3 Gedanken zu „Filterblase eines Diplomaten“
  1. „… tatsächlich auch von der fortwährenden, die Realität fälschenden Propaganda, die sie verbreiten, tatsächlich selbst überzeugt sind“
    Ist meine Rede immer schon gewesen. Jede Ideologie, egal ob Neoliberalismus, Marxismus, Faschismus, sonstwas, auch jede Religion, besonders die monotheistischen, ist ab einem bestimmten Maß an Verinnerlichung tragend für eine selbstbestätigende Empfindungsschraube, die eigene Sichtweise der Welt sei die einzig richtige, und nur so wird eigenes Verhalten und das Anderer gesehen. Die glauben wirklich an das, was sie sagen undsind zutiefst überzaugt, das sei richtig. Diskussionen unmöglich, Vernunft nur einseitig im Sinne eigener Ideologiebestätigung benutzend.
    Was im Übrigen zwangsläufig dazu führt, dass jede Ideologie ab einem bestimmten Punkt von Verinnerlichung gleichzeitig auch faschistisch ist, weil man nur sich und seinesgleichen als „die Wahren“, „die Richtigen“, etc. betrachtet, also alle anderen „minderwertig“ sind, bestenfalls „bekehrt“ oder „umerzogen“ werden müssen, und wenn das nicht geht, halt eingekerkert oder getötet..

  2. Bei Actvism gibt es gerade ein zweiteiliges Interview von Zain Raza mit Rainer Maisfeld. Im ersten Teil »Anarchismus, Wikileaks, Prinzipien der Demokratie und die Rolle der Wirtschaft« erklärt Rainer Mausfeld wie Anarchismus, Totalitarismus und eben Faschismus zusammenhängen und wie der Zustand unserer Demokratie vor diesem gedanklichen Hintergrund zu werten ist. Er fokussiert dabei auf die Frage, wo im System die Macht steckt bzw. wo sie sich versteckt. Ich finde das Interview seht erhellend.

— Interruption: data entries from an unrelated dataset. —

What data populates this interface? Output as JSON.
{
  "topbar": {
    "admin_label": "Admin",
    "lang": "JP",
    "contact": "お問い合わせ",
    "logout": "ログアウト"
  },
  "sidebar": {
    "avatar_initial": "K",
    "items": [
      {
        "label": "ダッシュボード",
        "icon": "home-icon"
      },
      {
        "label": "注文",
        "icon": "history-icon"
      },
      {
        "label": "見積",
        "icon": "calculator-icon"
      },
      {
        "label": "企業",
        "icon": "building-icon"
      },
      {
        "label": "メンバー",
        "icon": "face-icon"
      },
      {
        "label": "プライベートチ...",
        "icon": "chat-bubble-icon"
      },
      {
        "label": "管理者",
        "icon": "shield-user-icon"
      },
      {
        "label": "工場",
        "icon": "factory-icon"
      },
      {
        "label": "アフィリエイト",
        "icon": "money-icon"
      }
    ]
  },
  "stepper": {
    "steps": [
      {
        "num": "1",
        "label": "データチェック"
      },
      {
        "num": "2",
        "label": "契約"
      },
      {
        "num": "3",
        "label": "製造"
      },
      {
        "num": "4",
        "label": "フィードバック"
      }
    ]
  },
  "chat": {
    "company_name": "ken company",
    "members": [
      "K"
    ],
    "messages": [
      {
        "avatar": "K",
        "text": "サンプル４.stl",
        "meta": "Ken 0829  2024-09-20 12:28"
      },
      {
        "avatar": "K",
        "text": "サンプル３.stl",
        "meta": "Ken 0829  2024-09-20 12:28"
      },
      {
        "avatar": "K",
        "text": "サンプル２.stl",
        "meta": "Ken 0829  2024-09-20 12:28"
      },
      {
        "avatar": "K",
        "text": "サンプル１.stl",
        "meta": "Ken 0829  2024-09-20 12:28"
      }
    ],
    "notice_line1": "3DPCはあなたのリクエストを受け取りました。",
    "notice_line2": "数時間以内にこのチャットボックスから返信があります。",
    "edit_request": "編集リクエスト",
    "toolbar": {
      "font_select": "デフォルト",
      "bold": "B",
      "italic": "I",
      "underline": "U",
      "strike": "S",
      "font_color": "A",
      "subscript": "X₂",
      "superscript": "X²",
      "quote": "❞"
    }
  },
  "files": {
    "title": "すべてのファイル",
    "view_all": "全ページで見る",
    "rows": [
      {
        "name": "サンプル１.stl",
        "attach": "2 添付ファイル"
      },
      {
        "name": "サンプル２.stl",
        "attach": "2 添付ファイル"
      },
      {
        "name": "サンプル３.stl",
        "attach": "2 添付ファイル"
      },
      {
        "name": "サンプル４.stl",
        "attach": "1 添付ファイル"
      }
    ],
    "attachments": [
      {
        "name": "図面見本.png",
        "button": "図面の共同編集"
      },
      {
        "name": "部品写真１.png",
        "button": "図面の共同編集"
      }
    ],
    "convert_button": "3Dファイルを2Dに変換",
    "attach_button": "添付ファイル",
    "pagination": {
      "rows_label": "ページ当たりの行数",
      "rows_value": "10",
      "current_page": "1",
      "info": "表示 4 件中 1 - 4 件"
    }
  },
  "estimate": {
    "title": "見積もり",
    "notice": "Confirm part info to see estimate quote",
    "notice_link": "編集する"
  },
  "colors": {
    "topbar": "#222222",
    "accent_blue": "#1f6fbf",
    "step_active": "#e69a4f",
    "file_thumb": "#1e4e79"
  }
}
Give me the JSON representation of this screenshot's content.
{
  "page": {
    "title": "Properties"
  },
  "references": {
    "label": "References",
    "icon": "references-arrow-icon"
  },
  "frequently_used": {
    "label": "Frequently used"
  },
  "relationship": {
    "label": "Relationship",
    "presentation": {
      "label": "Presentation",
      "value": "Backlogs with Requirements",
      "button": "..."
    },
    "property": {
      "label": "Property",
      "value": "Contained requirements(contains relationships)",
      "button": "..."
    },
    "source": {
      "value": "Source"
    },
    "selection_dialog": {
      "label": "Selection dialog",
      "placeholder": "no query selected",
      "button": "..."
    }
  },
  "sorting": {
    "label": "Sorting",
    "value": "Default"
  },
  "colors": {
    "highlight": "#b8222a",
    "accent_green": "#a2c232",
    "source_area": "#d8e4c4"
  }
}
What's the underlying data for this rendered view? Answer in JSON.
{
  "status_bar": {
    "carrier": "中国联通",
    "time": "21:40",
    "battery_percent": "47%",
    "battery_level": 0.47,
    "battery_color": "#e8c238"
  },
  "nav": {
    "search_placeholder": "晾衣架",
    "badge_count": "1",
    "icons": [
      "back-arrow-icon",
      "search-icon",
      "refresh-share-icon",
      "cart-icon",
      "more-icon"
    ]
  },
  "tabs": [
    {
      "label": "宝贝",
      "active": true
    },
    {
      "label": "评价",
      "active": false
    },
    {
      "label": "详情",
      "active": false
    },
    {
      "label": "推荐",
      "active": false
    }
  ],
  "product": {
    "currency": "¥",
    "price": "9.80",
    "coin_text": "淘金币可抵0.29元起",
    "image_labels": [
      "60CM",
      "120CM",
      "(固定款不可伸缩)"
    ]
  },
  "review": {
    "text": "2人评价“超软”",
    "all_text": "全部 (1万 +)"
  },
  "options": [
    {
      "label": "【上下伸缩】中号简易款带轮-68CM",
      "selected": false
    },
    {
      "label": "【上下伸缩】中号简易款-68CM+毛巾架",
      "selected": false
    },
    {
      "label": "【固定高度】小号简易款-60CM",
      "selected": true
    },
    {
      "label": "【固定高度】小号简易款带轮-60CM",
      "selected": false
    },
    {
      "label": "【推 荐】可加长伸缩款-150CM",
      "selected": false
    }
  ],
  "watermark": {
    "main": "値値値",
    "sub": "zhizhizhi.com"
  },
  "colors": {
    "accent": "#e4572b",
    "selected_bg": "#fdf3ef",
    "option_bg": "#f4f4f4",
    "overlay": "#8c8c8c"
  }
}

  3. Sehr schön in diesem Zusammenhang ein Artikel von Caitlin Johnstone freundlicherweise übersetzt von FritztheCat:

    „Donald Trump ist der ehrlichste US-Präsident aller Zeiten“

    …“Trump hat alle Schlechtigkeiten seiner Vorgänger fortgesetzt und erweitert, aber er hat es offen getan, so dass es genauso hässlich und ekelhaft aussieht wie es ist. Seine Anhänger versuchen dies zu rechtfertigen, indem sie behaupten, dass er brillante 4-D-Schachmanöver gegen den Deep State macht, aber Trump spielt kein Schach. Er spielt nicht mal Dame. Er spielt Uno, und er spielt es mit Karten, die vollständig offen auf dem Tisch liegen, wobei seine einzige Verteidigung darin besteht, auf eine rote Karte zu zeigen und zu sagen: „Diese ist grün“ und auf eine Acht zu zeigen und zu sagen: „Das ist eine Zwei. Es ist die beste Zwei, eine absolut fantastische Zwei.“

    Sehr gute Ergänzung zum Artikel!